P.S.

Com os subsidios ministrados pelo cura de Caldellas compuz esta narrativa, espraiando-me por accessorios de duvidoso bom senso, cuja responsabilidade declino dos hombros d'aquelle discreto sacerdote. Tudo que n'este livro tem bafio de velhas chalaças, ironias e satyras é meu; e, se alguem por isso me arguir de pouco respeitador do vicio e da tolice, retiro tudo.

Se o meu condescendente informador me permitte, ouso dizer-lhe—para nos esquivarmos ambos ás insidias da critica portugueza—que a demencia de Martha não é extremamente original nem o meu romance uma singularidade incontroversa. O que, sem disputa, é original, é duvidar eu de que o sou.

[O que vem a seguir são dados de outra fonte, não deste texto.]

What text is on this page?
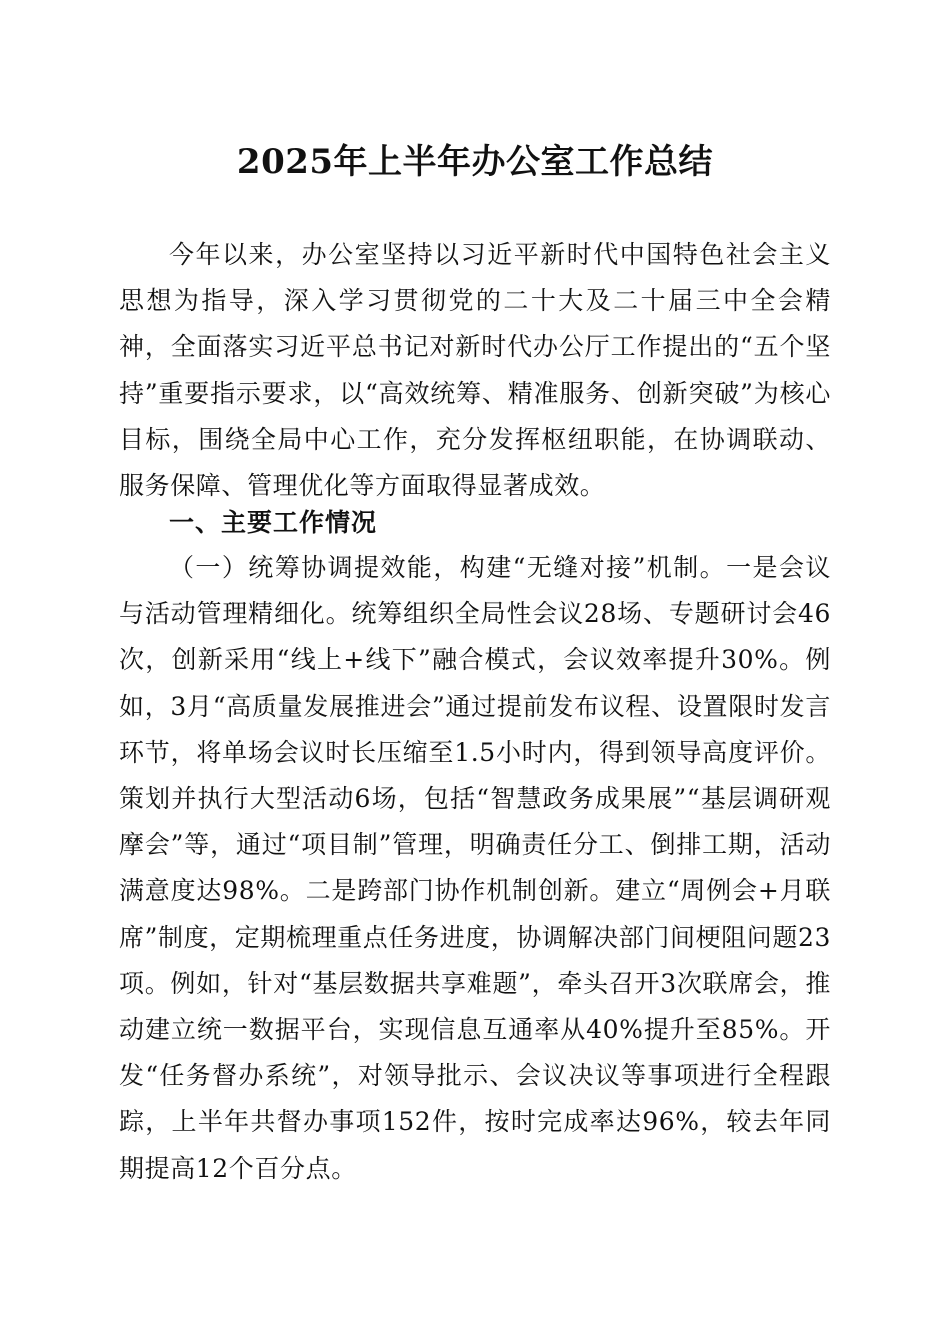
2025年上半年办公室工作总结
今年以来，办公室坚持以习近平新时代中国特色社会主义思想为指导，深入学习贯彻党的二十大及二十届三中全会精神，全面落实习近平总书记对新时代办公厅工作提出的“五个坚持”重要指示要求，以“高效统筹、精准服务、创新突破”为核心目标，围绕全局中心工作，充分发挥枢纽职能，在协调联动、服务保障、管理优化等方面取得显著成效。
一、主要工作情况
（一）统筹协调提效能，构建“无缝对接”机制。一是会议与活动管理精细化。统筹组织全局性会议28场、专题研讨会46次，创新采用“线上+线下”融合模式，会议效率提升30%。例如，3月“高质量发展推进会”通过提前发布议程、设置限时发言环节，将单场会议时长压缩至1.5小时内，得到领导高度评价。策划并执行大型活动6场，包括“智慧政务成果展”“基层调研观摩会”等，通过“项目制”管理，明确责任分工、倒排工期，活动满意度达98%。二是跨部门协作机制创新。建立“周例会+月联席”制度，定期梳理重点任务进度，协调解决部门间梗阻问题23项。例如，针对“基层数据共享难题”，牵头召开3次联席会，推动建立统一数据平台，实现信息互通率从40%提升至85%。开发“任务督办系统”，对领导批示、会议决议等事项进行全程跟踪，上半年共督办事项152件，按时完成率达96%，较去年同期提高12个百分点。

Em um Conto de Charles Nodier, auctor remoto que se perde no crepusculo da litteratura archeologica, ha uma LYDIA que endoudeceu quando o marido, um barqueiro de limpo nascimento e generosa indole, pereceu n'um incendio salvando tres creanças e sua mãe.

Lydia enlouquece e cuida que seu esposo está no céo de dia e a visita de noute. Ella, desde o repontar da aurora, sae ao jardim, e colhe flores para o brindar quando elle desce do azul com azas de pennas de ouro. Ao cabo de seis annos d'este sonhar delicioso, a ditosa douda, quando andava a recolher as flores dilectas para o bouquet das nupcias com o anjo de cada noute, sentou-se em dulcissima somnolencia e expirou.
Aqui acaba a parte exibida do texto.